8. Aux termes de l'article L. 612-6 du code de l'entrée et du séjour des étrangers et du droit d'asile : " Lorsqu'aucun délai de départ volontaire n'a été accordé à l'étranger, l'autorité administrative assortit la décision portant obligation de quitter le territoire français d'une interdiction de retour sur le territoire français. Des circonstances humanitaires peuvent toutefois justifier que l'autorité administrative n'édicte pas d'interdiction de retour. / Les effets de cette interdiction cessent à l'expiration d'une durée, fixée par l'autorité administrative, qui ne peut excéder trois ans à compter de l'exécution de l'obligation de quitter le territoire français. ". Aux termes du premier alinéa de l'article L. 612-10 du même code : " Pour fixer la durée des interdictions de retour mentionnées aux articles L. 612-6 et L. 612-7, l'autorité administrative tient compte de la durée de présence de l'étranger sur le territoire français, de la nature et de l'ancienneté de ses liens avec la France, de la circonstance qu'il a déjà fait l'objet ou non d'une mesure d'éloignement et de la menace pour l'ordre public que représente sa présence sur le territoire français. / (). ".

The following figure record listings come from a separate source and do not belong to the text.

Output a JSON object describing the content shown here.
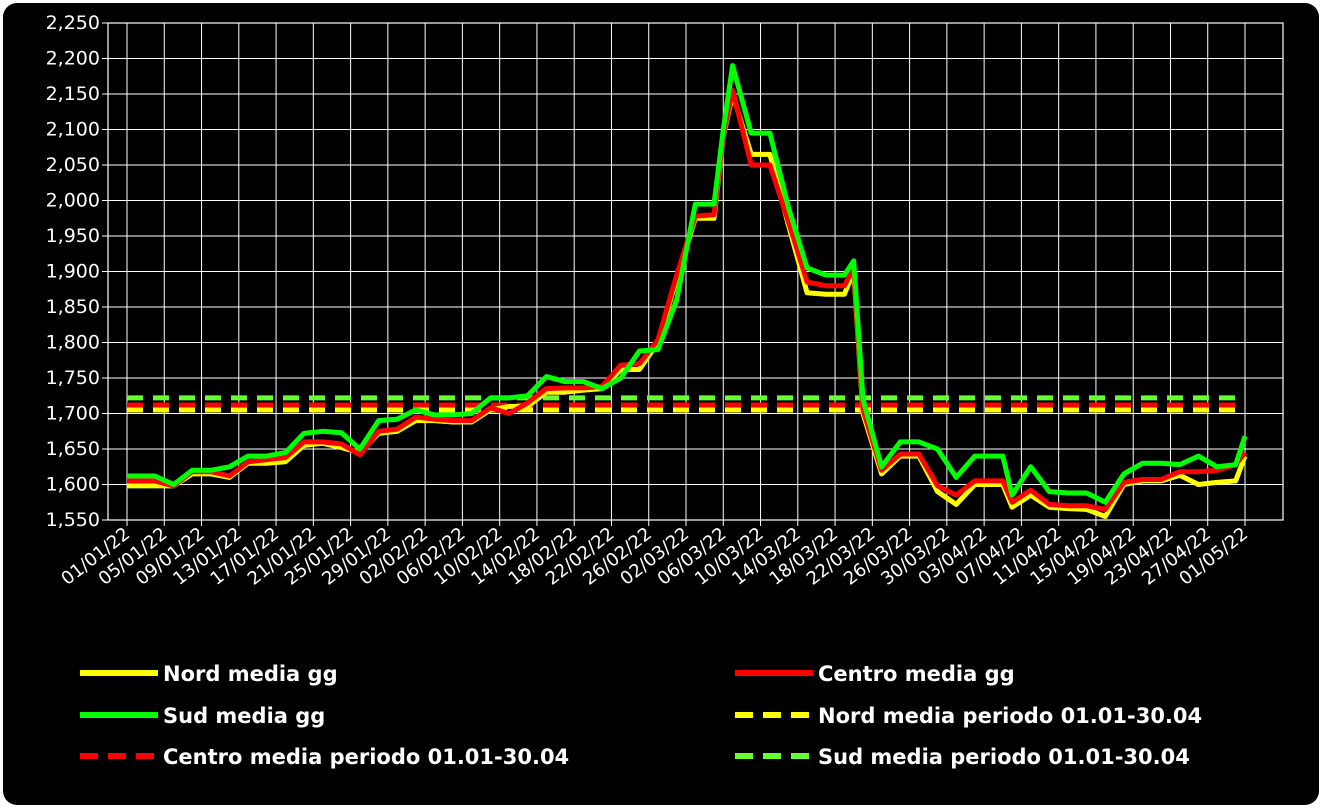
{
  "chart_data": {
    "type": "line",
    "title": "",
    "xlabel": "",
    "ylabel": "",
    "ylim": [
      1550,
      2250
    ],
    "yticks": [
      "1,550",
      "1,600",
      "1,650",
      "1,700",
      "1,750",
      "1,800",
      "1,850",
      "1,900",
      "1,950",
      "2,000",
      "2,050",
      "2,100",
      "2,150",
      "2,200",
      "2,250"
    ],
    "xticks": [
      "01/01/22",
      "05/01/22",
      "09/01/22",
      "13/01/22",
      "17/01/22",
      "21/01/22",
      "25/01/22",
      "29/01/22",
      "02/02/22",
      "06/02/22",
      "10/02/22",
      "14/02/22",
      "18/02/22",
      "22/02/22",
      "26/02/22",
      "02/03/22",
      "06/03/22",
      "10/03/22",
      "14/03/22",
      "18/03/22",
      "22/03/22",
      "26/03/22",
      "30/03/22",
      "03/04/22",
      "07/04/22",
      "11/04/22",
      "15/04/22",
      "19/04/22",
      "23/04/22",
      "27/04/22",
      "01/05/22"
    ],
    "grid": true,
    "legend_position": "bottom",
    "colors": {
      "background": "#000000",
      "grid": "#ffffff",
      "nord": "#ffff00",
      "centro": "#ff0000",
      "sud": "#00ff00",
      "sud_avg": "#66ff33"
    },
    "x_days": [
      1,
      4,
      6,
      8,
      10,
      12,
      14,
      16,
      18,
      20,
      22,
      24,
      26,
      28,
      30,
      32,
      34,
      36,
      38,
      40,
      42,
      44,
      46,
      48,
      50,
      52,
      54,
      56,
      58,
      60,
      62,
      64,
      65,
      66,
      68,
      70,
      72,
      74,
      76,
      78,
      79,
      80,
      82,
      84,
      86,
      88,
      90,
      92,
      94,
      95,
      96,
      98,
      100,
      102,
      104,
      106,
      108,
      110,
      112,
      114,
      116,
      118,
      120,
      121
    ],
    "series": [
      {
        "name": "Nord media gg",
        "style": "solid",
        "values": [
          1598,
          1598,
          1598,
          1615,
          1615,
          1610,
          1630,
          1630,
          1632,
          1655,
          1658,
          1652,
          1645,
          1672,
          1675,
          1690,
          1690,
          1688,
          1688,
          1705,
          1710,
          1710,
          1730,
          1730,
          1733,
          1735,
          1762,
          1762,
          1800,
          1890,
          1975,
          1975,
          2090,
          2150,
          2065,
          2065,
          1965,
          1870,
          1868,
          1868,
          1900,
          1700,
          1615,
          1640,
          1640,
          1590,
          1572,
          1600,
          1600,
          1600,
          1568,
          1585,
          1568,
          1566,
          1565,
          1555,
          1600,
          1605,
          1605,
          1613,
          1600,
          1603,
          1605,
          1640
        ]
      },
      {
        "name": "Centro media gg",
        "style": "solid",
        "values": [
          1605,
          1605,
          1598,
          1618,
          1618,
          1612,
          1632,
          1635,
          1638,
          1660,
          1660,
          1657,
          1642,
          1675,
          1678,
          1695,
          1692,
          1690,
          1690,
          1708,
          1700,
          1715,
          1735,
          1736,
          1736,
          1738,
          1768,
          1770,
          1804,
          1895,
          1978,
          1980,
          2092,
          2155,
          2050,
          2050,
          1970,
          1885,
          1880,
          1880,
          1905,
          1705,
          1620,
          1643,
          1643,
          1598,
          1585,
          1605,
          1605,
          1605,
          1575,
          1592,
          1572,
          1570,
          1570,
          1565,
          1603,
          1607,
          1607,
          1618,
          1618,
          1620,
          1628,
          1645
        ]
      },
      {
        "name": "Sud media gg",
        "style": "solid",
        "values": [
          1612,
          1612,
          1600,
          1620,
          1620,
          1625,
          1640,
          1640,
          1645,
          1672,
          1675,
          1673,
          1650,
          1690,
          1692,
          1705,
          1698,
          1698,
          1700,
          1722,
          1722,
          1725,
          1752,
          1745,
          1745,
          1735,
          1750,
          1788,
          1790,
          1860,
          1995,
          1995,
          2100,
          2190,
          2095,
          2095,
          1990,
          1905,
          1895,
          1895,
          1915,
          1720,
          1625,
          1660,
          1660,
          1650,
          1610,
          1640,
          1640,
          1640,
          1585,
          1625,
          1590,
          1588,
          1588,
          1575,
          1615,
          1630,
          1630,
          1628,
          1640,
          1625,
          1628,
          1668
        ]
      },
      {
        "name": "Nord media periodo 01.01-30.04",
        "style": "dashed",
        "values": [
          1705
        ]
      },
      {
        "name": "Centro media periodo 01.01-30.04",
        "style": "dashed",
        "values": [
          1712
        ]
      },
      {
        "name": "Sud media periodo 01.01-30.04",
        "style": "dashed",
        "values": [
          1722
        ]
      }
    ],
    "legend": [
      {
        "label": "Nord media gg",
        "color": "#ffff00",
        "style": "solid"
      },
      {
        "label": "Centro media gg",
        "color": "#ff0000",
        "style": "solid"
      },
      {
        "label": "Sud media gg",
        "color": "#00ff00",
        "style": "solid"
      },
      {
        "label": "Nord media periodo 01.01-30.04",
        "color": "#ffff00",
        "style": "dashed"
      },
      {
        "label": "Centro media periodo 01.01-30.04",
        "color": "#ff0000",
        "style": "dashed"
      },
      {
        "label": "Sud media periodo 01.01-30.04",
        "color": "#66ff33",
        "style": "dashed"
      }
    ]
  }
}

9. Il ressort des pièces du dossier que si M. B, entré en France en 2018, célibataire et sans charge familiale sur le territoire français s'est soustrait à une obligation de quitter le territoire français en date du 28 décembre 2020, il justifie être salarié de la société Carnot Informatique depuis le 1er mars 2021 et justifie d'un contrat de travail à durée indéterminée avec son employeur depuis plus de trois ans et exerce son activité professionnelle en qualité de vendeur, démontrant ainsi une insertion professionnelle sur le territoire français. Cette circonstance n'a cependant pas été prise en compte par le préfet de police dans la décision d'interdiction de retour en litige. Dans ces conditions, le requérant est fondé à soutenir que le préfet n'a pas tenu compte de sa situation particulière au vu de l'ensemble des critères prévus par la loi lorsqu'il lui a interdit le retour sur le territoire français pour douze mois.

10. Il résulte de ce qui qui précède que M. B M. B est par suite seulement fondé à demander l'annulation de la décision lui faisant interdiction de retour sur le territoire français.

D E C I D E :

Article 1er : M. B est admis, à titre provisoire au bénéfice de l'aide juridictionnelle.

Article 2 : La décision du 30 juin 2024 faisant à M. B interdiction de retour pour douze mois sur le territoire français est annulée.

Article 3 : Le surplus des conclusions de la requête est rejeté.

Article 4 : Le présent jugement sera notifié à M. F B, au ministre de l'intérieur et à Me Essoh Ekoue.

Copie sera adressée au préfet de police.

Rendu public par mise à disposition au greffe le 7 octobre 2024 .

La magistrate désignée,

V. E C La greffière,

F. Rajaobelison

La République mande et ordonne au préfet de police en ce qui le concerne ou à tous commissaires de justice à ce requis en ce qui concerne les voies de droit commun contre les parties privées, de pourvoir à l'exécution de la présente décision.